Fin décembre, alors que seul 40 % du parc de salles en Amérique du Nord était accessible, Wonder Woman 1984 recevait ainsi le triste honneur d’être le premier film Warner à sortir à la fois en salle et en streamin. D’âpres négociations permirent à Gal Gadot et Patty Jenkins de sécuriser chacune plus de 10 millions de dollars en contrepartie, et le film fut sans conteste une rampe de lancement pour HBO Max après seulement six mois d’existence : près de la moitié des abonnés payant plein pot (15 dollars par mois) ont streamé le film le jour de sa sortie, et sur cette seule journée du vendredi, le total d’heures de visionnage était trois fois supérieur à la moyenne du mois précédent.

Si vous trouvez ces indicateurs de performance un brin tarabiscotés, c’est parce que les géants du streaming pratiquent un certain talent pour l’opacité chiffrée. Un héritage de Netflix, dont le modèle économique, copié sans vergogne par les concurrents, permet la confidentialité : sortir le (volumineux) carnet de chèque dès la signature du contrat pour ensuite limiter au maximum la participation des talents. Si d’autres formes d’incitations sont prévues, notamment en cas de razzia aux awards, l’idée reste quand même de réduire la participation des talents sur le long terme. Au-delà du manque à gagner économique, cette façon de procéder est de plus en plus vue comme un nivellement vers le bas au sein de l’industrie. Le producteur Jason Blum a confié début août au Hollywood Reporter qu’en écartant les primes comme les risques, elle « nuisait au processus créatif ».
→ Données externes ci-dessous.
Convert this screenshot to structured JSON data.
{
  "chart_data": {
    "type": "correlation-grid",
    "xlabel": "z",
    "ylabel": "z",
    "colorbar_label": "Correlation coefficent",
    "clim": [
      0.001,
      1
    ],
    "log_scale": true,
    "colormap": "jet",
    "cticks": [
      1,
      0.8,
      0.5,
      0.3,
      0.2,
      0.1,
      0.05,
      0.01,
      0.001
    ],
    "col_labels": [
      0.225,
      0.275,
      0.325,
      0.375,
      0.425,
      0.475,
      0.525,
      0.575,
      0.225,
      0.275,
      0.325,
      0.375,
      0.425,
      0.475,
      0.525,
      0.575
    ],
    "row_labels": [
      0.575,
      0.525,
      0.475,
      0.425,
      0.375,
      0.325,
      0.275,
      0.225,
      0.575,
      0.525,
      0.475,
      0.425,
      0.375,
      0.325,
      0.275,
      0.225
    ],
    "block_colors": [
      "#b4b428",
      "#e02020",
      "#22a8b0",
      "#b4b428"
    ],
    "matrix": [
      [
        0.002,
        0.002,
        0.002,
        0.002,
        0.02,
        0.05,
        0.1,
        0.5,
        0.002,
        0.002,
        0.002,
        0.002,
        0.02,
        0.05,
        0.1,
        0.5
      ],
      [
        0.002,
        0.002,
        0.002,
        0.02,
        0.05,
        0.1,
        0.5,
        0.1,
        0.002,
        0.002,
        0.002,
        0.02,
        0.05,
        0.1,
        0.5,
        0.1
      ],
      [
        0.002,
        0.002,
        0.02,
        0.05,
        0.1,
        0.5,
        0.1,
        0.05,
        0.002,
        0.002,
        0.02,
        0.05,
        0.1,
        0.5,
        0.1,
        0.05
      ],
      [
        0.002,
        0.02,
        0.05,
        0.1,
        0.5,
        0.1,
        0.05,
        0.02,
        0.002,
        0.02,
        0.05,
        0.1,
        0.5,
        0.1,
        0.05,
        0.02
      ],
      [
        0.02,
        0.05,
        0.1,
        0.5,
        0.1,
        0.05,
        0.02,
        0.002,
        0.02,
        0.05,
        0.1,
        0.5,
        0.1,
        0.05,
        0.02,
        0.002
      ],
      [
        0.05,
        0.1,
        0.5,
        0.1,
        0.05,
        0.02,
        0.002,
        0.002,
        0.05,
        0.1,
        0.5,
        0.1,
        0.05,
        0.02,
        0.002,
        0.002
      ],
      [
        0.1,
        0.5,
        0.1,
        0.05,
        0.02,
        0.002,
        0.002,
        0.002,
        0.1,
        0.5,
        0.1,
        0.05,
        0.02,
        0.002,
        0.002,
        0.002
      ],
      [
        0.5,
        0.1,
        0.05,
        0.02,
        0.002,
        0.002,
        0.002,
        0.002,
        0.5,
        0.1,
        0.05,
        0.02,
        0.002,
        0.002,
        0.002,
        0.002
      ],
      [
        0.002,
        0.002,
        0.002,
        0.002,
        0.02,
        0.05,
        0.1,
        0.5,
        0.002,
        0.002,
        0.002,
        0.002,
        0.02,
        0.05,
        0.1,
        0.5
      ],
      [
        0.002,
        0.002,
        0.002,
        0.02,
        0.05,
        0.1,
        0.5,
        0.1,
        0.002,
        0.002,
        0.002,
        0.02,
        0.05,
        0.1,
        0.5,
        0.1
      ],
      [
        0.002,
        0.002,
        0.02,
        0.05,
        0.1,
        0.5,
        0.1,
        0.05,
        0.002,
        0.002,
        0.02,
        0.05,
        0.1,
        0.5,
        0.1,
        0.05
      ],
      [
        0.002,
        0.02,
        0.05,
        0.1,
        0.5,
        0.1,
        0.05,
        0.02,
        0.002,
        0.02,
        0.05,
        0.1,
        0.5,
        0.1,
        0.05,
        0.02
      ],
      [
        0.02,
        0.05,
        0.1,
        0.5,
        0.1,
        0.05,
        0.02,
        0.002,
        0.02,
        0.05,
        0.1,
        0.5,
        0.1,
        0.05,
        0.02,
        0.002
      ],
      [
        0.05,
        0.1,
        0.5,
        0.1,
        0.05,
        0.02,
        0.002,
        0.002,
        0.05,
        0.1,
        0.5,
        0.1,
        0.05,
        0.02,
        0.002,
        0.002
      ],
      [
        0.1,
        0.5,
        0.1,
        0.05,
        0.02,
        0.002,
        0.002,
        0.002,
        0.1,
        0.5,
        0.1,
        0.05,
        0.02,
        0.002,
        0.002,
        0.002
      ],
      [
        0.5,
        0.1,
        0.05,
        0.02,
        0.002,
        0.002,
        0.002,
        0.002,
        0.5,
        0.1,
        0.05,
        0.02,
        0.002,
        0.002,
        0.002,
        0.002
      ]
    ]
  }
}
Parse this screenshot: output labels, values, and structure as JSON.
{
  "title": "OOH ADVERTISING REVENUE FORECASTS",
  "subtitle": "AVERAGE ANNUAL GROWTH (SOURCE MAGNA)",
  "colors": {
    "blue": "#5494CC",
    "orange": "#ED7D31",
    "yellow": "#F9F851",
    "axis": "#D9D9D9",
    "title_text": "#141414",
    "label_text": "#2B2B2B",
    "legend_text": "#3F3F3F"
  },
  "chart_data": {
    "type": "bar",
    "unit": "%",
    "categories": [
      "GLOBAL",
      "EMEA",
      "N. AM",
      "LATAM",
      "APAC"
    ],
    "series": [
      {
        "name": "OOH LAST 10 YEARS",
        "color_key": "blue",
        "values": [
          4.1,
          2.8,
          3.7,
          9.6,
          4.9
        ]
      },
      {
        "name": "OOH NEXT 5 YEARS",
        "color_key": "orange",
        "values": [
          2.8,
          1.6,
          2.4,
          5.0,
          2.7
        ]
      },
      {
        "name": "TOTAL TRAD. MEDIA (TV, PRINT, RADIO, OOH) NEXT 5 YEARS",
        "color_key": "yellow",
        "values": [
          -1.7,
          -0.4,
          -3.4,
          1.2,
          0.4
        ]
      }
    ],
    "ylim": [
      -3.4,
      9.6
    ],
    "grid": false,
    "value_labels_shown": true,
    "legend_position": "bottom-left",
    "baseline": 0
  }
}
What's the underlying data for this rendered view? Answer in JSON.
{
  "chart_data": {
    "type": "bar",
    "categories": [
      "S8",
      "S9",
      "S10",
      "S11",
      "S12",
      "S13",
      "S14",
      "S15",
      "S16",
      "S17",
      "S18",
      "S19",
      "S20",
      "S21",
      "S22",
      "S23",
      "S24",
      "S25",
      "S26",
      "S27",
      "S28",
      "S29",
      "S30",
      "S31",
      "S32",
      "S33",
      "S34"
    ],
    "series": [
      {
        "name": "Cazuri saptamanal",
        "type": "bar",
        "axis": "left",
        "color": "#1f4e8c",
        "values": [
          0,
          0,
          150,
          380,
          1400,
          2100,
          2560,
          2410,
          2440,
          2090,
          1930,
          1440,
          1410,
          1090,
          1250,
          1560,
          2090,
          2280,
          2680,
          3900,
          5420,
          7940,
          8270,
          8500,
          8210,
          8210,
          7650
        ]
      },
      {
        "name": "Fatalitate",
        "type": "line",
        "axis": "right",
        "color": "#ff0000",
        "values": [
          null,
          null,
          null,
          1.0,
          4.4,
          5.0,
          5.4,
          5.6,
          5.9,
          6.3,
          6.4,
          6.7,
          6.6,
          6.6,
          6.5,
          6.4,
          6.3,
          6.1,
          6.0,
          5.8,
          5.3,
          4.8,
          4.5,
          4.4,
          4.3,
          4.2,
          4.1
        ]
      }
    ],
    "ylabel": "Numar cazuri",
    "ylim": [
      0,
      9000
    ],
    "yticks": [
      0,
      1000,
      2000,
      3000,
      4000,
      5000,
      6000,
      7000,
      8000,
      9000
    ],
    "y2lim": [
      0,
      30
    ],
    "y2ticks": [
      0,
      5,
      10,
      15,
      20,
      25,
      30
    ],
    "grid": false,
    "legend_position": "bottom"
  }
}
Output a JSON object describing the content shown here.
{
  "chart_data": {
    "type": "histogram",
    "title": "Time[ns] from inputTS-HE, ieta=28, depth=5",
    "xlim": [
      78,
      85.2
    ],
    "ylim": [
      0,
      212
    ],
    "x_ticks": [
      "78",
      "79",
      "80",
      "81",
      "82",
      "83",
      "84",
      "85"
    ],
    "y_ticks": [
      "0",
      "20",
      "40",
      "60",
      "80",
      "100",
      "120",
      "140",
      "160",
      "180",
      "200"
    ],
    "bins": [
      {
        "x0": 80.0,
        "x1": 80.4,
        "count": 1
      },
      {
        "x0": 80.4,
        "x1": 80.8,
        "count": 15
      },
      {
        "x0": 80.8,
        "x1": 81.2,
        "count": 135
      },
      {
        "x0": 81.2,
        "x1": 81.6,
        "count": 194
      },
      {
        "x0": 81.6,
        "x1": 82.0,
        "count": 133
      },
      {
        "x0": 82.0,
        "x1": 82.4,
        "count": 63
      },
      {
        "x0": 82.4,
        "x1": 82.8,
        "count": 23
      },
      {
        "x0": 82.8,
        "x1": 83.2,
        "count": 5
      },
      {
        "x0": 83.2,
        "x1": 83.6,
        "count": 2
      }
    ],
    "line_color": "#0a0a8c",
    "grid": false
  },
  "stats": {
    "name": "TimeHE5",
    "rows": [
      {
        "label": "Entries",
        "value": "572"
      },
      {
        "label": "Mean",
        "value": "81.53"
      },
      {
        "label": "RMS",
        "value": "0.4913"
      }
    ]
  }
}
Les séries de 22 épisodes, cela fait un moment qu’elles ont sauté : Netflix n’a fait qu’amplifier le mouvement.Pascal Lechevallier, journaliste spécialisé

Les syndicats ne cessent de multiplier eux aussi les charges ces dernières semaines. Pour la Writers Guild, l’explosion des mini-séries a réduit la rentabilité de la profession, les scénaristes se retrouvant engagés à l’année sur des projets de 6 épisodes contre 22 pour la TV d’hier. Même constat amer pour la Screen Actors Guild, qui a fait ses propres calculs : elle affirme que le nombre d’épisodes par saison a baissé en moyenne de 52 % au cours de la dernière décennie, alors que le temps mobilisé par les acteurs avec l’émergence des services de streaming a bondi de 41 %. « Les séries de 22 épisodes, cela fait un moment qu’elles ont sauté : Netflix n’a fait qu’amplifier le mouvement, tempère Pascal Lechevallier. Concernant la rémunération des acteurs, le modèle n’est pas si neuf : en France, un Louis de Funès préférait les cachets fixes aux pourcentages, notamment pour ne pas avoir à garder un ?il permanent sur les comptes? Ce modèle au pourcentage n’était pas un acte de pure philanthropie, il avait sa justification économique : il permettait aussi de réduire la mise d’entrée. »

Une stratégie qui a en tout cas bien des avantages quand on s’appelle Disney. Dès l’été 2019, le géant proposait aux producteurs TV des ponts d’or en échange de leur pourcentage afin de s’octroyer un contrôle complet sur des ventes de catalogues naviguant de plus en plus fréquemment entre la télé traditionnelle, le câble et les services de SVOD. Les nouveaux venus Netflix et Amazon pratiquaient déjà ce genre de deals, mais à en croire le Los Angeles Times, c’était la première fois qu’un acteur historique de la télévision, qui plus est un colosse omnipotent, renversait la table en poussant ce nouveau modèle. Vingt-quatre mois et une pandémie plus tard, les répercussions s’étendent jusqu’au monde du cinéma, dans un univers où l’hybridation entre les films, franchises, séries, mini-séries et autres « programmes originaux » semble actée. Notre tant décriée chronologie des médias à la française aurait-elle pu arranger les choses de l’autre côté de l’Atlantique ? Une question qu’on ose à peine poser tant elle aurait paru saugrenue il y a de ça quelques mois. Mais ça, c’était définitivement le monde d’avant?